FILE - Two of the offshore wind turbines which have been constructed off the coast of Virginia Beach, Va. are seen on Monday, June 29, 2020. As Virginia-based Dominion Energy seeks to build what it calls the country’s largest offshore wind farm in the Atlantic Ocean, the company and its supporters have touted the economic development opportunities expected to accompany the 176-turbine project. But state regulators say the economic picture might not be so rosy. In testimony filed earlier this month, regulators said the company relied on a “stale” economic study that didn’t account for the impact of its Virginia ratepayers bearing the cost of the approximately $10 billion project. (AP Photo/Steve Helber)

The bill impact could be substantial. The regulatory decision pegged the project's current estimated cost is $9.8 billion. That total could rise to $21.5 billion when estimated operations and maintenance, retirement, and financing costs are included. But those costs are not firm, and Dominion is expected to file annual cases as the project moves forward.

A matter of timing

Regulators looked to the legislature to pass measures to identify other funding mechanisms and approaches so that the project's entire cost does not fall on customers. On that count, "timing may be of the essence," the order said, noting that within the next 18 months Dominion is expected to spend $4 billion on the project.

The regulatory decision noted other risk factors to what it called a "first mover" project, including the lack of a developed supply chain and a potential delay in winning interconnection approval from regional grid operator PJM. The order said that ongoing study work in the PJM interconnection queue was on hold to clear an existing backlog.

The decision also said that the proposal included a relatively small 3% (or $300 million) estimate for contingencies.

Regulators also said that the project model itself is unique to Virginia. Under the proposal, Dominion would build, own and operate the project. It said that other developers in pursuing offshore wind projects had used a purchased power agreement or offshore renewable energy certificate credits. Those mechanisms would limit customer exposure by shifting construction, operational and market risk to the project's owner.
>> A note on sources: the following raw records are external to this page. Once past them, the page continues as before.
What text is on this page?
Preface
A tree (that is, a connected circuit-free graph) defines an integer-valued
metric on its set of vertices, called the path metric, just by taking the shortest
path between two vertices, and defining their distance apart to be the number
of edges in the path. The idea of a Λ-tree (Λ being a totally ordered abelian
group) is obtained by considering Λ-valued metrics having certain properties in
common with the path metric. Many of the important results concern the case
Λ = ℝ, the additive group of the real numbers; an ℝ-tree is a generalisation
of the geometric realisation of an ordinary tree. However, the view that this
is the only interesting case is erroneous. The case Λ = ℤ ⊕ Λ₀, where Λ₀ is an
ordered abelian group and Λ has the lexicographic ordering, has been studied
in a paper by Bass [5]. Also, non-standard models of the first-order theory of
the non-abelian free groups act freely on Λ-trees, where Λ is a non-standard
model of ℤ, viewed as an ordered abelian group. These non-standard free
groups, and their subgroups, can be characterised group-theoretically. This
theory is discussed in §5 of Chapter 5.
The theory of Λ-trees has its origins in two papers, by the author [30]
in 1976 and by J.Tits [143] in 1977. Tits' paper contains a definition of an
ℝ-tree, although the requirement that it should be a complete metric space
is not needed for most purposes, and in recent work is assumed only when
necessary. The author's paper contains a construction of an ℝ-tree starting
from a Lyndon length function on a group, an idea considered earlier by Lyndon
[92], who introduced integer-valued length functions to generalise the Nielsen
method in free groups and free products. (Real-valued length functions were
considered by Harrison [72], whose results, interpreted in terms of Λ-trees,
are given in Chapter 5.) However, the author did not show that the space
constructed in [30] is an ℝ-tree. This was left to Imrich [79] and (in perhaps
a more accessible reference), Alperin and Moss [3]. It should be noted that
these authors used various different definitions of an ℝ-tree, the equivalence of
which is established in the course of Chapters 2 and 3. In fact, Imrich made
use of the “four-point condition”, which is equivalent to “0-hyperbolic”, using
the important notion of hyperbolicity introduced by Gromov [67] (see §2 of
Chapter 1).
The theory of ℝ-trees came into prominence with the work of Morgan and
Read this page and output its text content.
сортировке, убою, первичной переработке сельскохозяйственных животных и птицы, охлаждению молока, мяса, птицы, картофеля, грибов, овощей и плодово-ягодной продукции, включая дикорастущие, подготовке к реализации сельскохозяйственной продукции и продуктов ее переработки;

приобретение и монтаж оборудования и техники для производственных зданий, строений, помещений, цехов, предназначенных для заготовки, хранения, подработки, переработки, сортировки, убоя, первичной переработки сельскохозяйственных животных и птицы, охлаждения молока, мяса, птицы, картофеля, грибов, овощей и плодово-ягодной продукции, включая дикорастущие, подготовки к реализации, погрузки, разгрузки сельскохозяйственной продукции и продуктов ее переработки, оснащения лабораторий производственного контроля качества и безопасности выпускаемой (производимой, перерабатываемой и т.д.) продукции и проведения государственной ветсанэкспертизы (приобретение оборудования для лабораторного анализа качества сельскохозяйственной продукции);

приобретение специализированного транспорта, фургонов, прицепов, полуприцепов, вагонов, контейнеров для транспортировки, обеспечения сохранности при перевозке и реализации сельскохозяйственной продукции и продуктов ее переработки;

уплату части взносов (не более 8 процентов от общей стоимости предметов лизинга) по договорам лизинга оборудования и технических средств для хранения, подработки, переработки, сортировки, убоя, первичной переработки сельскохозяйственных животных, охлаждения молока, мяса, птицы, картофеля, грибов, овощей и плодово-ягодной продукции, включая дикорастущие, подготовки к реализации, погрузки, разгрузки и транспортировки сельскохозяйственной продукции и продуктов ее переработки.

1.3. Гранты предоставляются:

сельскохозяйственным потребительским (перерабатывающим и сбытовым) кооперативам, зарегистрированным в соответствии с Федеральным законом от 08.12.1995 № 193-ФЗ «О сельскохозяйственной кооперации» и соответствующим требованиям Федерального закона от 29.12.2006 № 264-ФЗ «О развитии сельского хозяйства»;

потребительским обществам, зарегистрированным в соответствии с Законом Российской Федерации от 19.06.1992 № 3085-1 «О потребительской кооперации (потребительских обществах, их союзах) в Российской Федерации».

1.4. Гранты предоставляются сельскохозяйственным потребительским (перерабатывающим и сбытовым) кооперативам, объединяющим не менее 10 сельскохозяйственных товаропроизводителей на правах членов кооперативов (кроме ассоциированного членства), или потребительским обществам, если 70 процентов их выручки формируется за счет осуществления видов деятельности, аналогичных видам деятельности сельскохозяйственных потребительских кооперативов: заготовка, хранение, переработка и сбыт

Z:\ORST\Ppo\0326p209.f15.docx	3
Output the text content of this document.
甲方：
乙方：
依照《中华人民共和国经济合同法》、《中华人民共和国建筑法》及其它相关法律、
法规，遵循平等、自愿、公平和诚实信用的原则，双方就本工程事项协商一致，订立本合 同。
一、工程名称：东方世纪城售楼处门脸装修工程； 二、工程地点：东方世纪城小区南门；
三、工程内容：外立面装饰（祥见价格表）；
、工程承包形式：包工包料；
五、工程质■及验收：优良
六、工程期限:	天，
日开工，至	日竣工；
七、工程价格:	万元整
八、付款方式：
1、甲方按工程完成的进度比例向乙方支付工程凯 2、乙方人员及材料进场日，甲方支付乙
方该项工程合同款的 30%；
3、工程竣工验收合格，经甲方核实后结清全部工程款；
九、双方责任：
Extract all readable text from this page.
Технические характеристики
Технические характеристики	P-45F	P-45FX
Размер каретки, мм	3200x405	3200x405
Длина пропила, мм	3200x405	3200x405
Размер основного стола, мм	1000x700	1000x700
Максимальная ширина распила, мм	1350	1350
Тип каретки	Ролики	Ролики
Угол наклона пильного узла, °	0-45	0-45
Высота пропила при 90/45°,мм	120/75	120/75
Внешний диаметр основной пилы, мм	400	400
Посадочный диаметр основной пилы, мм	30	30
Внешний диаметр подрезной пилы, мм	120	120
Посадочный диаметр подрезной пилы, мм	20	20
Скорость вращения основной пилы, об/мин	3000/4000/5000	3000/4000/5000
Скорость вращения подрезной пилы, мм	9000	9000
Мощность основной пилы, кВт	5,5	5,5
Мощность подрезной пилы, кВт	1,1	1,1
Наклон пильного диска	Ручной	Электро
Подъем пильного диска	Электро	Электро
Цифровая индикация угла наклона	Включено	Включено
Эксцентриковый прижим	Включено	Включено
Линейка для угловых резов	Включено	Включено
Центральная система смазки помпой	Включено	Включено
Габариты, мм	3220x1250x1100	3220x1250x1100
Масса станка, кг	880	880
Dominion also opted not to use an engineering, procurement and construction contractor, which is a departure from how the utility has previously managed prior generation facilities.

Once completed in 2026, Coastal Virginia Offshore Wind is expected to generate enough clean energy to power 660,000 homes.

The Coastal Virginia Offshore Wind project has been a catalyst for the buildout of the nascent industry's supply chain along the U.S. Atlantic Coast.

Siemens Gamesa will build the U.S.'s first blade manufacturing facility at the Port of Virginia to support the Coastal Virginia Offshore Wind project, as well as other projects along the east coast, and Dominion Energy has invested in the first and only U.S. flagged offshore wind turbine installation vessel.

The Virginia regulatory decision noted that Siemens Gamesa had been "hit hard" by supply chain disruptions. Risks could be increased by the fact that two other projects are ahead of Dominion's for the same type of turbine. And the decision said that this type of project is not immune to construction delays.

DEME Offshore U.S., meanwhile, has secured a $1.1 billion balance of plant contract from Dominion Energy for the construction of the Coastal Virginia Offshore Wind project in consortium with Prysmian. The total contract is valued at, at least, $1.9 billion.